La vente sans garantie légale de qualité en immobilier
Auteure: Claudia Chauvette, Avocate, Courtier immobilier agréé
Entre 2019 et 2022, le marché immobilier a connu une grande effervescence en raison de la pandémie et des bas taux d’intérêt. La vente sans garantie légale qui était une pratique assez limitée est devenue de plus en plus courante dans les transactions immobilières.
Cet article vise à énoncer les grands principes qui entourent le concept de la vente sans garantie légale afin de permettre aux acheteurs et aux vendeurs de mieux comprendre les conséquences sur leur transaction.
Les deux types de garantie légale
La garantie légale de qualité comprend deux volets, soit la garantie du droit de propriété et la garantie de qualité. Celles-ci s’appliquent de plein droit, c’est à dire qu’à moins de mention spécifique d’exclusion, elles sont incluses sans qu’il soit nécessaire de les prévoir au sein d’un contrat.

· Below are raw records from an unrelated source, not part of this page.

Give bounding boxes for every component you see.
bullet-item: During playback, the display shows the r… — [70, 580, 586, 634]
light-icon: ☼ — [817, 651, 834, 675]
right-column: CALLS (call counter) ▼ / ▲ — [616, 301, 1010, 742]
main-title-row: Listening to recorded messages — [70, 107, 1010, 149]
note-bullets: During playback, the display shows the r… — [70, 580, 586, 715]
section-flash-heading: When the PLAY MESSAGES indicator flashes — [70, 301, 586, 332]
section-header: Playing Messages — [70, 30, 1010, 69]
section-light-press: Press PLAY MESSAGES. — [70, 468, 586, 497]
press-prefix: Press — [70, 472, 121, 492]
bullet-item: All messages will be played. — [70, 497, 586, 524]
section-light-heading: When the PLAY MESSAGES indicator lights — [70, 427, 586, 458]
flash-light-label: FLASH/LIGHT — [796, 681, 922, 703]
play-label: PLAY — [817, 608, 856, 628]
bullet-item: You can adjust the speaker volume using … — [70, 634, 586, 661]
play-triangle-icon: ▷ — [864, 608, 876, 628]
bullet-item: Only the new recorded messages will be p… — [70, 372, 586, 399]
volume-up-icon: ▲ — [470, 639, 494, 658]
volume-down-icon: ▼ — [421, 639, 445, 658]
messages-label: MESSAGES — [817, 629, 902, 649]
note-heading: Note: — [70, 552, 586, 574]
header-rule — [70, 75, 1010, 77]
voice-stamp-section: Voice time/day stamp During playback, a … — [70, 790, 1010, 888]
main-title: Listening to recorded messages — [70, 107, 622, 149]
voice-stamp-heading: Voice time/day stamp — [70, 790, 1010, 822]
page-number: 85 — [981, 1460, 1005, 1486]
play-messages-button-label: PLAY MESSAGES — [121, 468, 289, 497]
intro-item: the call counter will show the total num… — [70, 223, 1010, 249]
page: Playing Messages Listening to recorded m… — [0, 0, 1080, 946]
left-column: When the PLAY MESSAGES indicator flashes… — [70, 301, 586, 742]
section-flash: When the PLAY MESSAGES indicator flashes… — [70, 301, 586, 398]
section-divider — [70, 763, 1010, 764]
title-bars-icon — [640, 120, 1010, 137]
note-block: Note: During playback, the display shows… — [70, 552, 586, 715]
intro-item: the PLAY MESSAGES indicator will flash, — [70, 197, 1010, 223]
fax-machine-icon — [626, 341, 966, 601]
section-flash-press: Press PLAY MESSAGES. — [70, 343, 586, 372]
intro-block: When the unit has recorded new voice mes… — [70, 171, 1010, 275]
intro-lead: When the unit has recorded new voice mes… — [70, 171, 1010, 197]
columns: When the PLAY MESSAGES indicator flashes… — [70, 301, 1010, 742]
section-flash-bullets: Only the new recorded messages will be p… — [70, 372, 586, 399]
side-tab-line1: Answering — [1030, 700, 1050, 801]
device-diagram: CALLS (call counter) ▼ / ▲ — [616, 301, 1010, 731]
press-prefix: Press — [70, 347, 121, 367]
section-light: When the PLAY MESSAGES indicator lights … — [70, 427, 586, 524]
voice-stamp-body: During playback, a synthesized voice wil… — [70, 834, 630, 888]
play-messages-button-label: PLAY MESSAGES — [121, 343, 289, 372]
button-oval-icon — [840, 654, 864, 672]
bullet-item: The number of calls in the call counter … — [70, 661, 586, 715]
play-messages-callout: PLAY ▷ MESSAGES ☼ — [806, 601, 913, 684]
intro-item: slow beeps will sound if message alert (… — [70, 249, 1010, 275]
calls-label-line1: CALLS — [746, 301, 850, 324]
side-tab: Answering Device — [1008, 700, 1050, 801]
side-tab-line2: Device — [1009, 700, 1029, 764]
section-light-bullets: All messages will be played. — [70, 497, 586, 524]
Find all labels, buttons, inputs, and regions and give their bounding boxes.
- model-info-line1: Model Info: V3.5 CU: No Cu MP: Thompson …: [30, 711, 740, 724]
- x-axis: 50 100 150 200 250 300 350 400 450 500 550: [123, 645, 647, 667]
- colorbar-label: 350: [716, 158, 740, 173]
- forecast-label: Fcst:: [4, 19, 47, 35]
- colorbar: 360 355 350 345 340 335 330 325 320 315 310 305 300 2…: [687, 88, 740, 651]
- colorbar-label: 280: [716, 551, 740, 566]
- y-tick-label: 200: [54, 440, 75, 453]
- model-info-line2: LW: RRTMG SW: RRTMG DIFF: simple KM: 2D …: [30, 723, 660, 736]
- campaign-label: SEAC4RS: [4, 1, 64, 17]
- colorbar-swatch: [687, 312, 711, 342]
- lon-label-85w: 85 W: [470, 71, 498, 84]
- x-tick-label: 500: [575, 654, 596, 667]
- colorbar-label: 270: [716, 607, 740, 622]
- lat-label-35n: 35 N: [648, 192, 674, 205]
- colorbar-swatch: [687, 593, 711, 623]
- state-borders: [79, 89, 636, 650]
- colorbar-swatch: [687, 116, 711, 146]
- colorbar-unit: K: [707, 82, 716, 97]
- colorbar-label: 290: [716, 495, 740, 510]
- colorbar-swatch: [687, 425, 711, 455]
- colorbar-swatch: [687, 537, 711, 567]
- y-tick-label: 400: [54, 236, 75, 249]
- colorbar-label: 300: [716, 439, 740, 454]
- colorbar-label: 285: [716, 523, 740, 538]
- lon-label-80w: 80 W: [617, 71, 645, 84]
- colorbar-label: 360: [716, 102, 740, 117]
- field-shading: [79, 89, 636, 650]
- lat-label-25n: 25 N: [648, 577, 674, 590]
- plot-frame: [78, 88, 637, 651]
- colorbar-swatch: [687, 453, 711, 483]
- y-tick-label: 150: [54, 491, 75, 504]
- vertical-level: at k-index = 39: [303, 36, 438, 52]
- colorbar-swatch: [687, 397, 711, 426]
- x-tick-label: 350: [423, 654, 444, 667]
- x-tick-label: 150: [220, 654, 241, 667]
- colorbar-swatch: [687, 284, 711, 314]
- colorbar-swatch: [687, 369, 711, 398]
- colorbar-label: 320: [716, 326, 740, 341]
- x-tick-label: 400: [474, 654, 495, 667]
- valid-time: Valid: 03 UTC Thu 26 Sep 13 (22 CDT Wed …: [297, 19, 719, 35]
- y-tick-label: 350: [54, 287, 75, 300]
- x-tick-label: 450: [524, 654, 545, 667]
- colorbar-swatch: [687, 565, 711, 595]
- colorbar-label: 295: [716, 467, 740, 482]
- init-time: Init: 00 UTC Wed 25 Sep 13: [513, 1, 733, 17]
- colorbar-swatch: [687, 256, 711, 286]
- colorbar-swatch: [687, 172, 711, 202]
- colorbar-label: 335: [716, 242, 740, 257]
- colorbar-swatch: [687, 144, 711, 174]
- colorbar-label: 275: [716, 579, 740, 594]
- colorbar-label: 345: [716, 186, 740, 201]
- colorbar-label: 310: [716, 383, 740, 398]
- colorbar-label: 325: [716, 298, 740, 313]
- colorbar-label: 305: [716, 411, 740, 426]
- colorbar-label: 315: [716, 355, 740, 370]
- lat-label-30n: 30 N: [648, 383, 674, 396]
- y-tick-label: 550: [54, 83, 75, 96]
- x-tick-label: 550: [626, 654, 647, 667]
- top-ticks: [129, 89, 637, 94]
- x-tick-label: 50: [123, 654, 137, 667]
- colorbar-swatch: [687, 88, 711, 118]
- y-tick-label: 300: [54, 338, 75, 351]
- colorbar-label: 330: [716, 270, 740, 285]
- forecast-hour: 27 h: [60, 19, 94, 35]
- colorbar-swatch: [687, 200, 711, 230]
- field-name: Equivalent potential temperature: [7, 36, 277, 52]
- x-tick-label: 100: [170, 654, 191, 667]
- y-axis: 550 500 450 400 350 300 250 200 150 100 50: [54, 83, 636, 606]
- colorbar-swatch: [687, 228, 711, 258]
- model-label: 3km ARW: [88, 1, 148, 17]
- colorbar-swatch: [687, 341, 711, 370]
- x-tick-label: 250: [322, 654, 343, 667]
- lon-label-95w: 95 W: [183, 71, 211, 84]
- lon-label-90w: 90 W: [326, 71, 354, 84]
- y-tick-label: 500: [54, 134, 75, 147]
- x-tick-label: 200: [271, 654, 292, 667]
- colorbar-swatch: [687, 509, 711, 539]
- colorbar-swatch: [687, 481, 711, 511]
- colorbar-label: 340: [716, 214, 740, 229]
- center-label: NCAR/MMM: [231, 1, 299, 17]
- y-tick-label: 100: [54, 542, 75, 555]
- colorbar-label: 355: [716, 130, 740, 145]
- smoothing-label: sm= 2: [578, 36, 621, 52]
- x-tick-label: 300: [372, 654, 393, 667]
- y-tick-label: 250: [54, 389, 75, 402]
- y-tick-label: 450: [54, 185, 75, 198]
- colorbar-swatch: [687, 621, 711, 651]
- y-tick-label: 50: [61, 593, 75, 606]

La garantie du droit de propriété
La garantie du droit de propriété concerne les vices de titre et c’est le notaire qui a l’obligation d’effectuer les vérifications à cet égard. Le vendeur devra fournir à l'acheteur un bien qui respecte les conditions suivantes:
- Qui est libre de tous droits, autres que ceux déclarés par le vendeur, de toutes les hypothèques l’affectant, sauf celles assumées par l’acheteur;- Qui ne fait pas l’objet d’empiètement de la part du vendeur ou d’un tiers;- Qui ne déroge à aucune limitation de droit public, sauf celles dénoncées par le vendeur ou celles que l’acheteur aurait dû découvrir1.
Il peut arriver que le notaire recommande aux parties de souscrire à une assurance-titre afin de parer à certains empiètements ou dérogations mineures. La garantie du droit de propriété ne devrait toutefois jamais être exclue.
La garantie de qualité
En ce concerne la garantie de qualité, le vendeur doit assurer que l’immeuble est exempt de vices au moment de la vente.
La vente sans garantie légale, aux risques et périls de l’acheteur
Dans certaines situations, il est toutefois possible que le vendeur souhaite vendre la propriété sans garantie légale, notamment lorsqu’il ne connaît pas l’historique de la propriété, comme par exemple dans le cas d’une succession ou lors d’une vente sous contrôle de justice.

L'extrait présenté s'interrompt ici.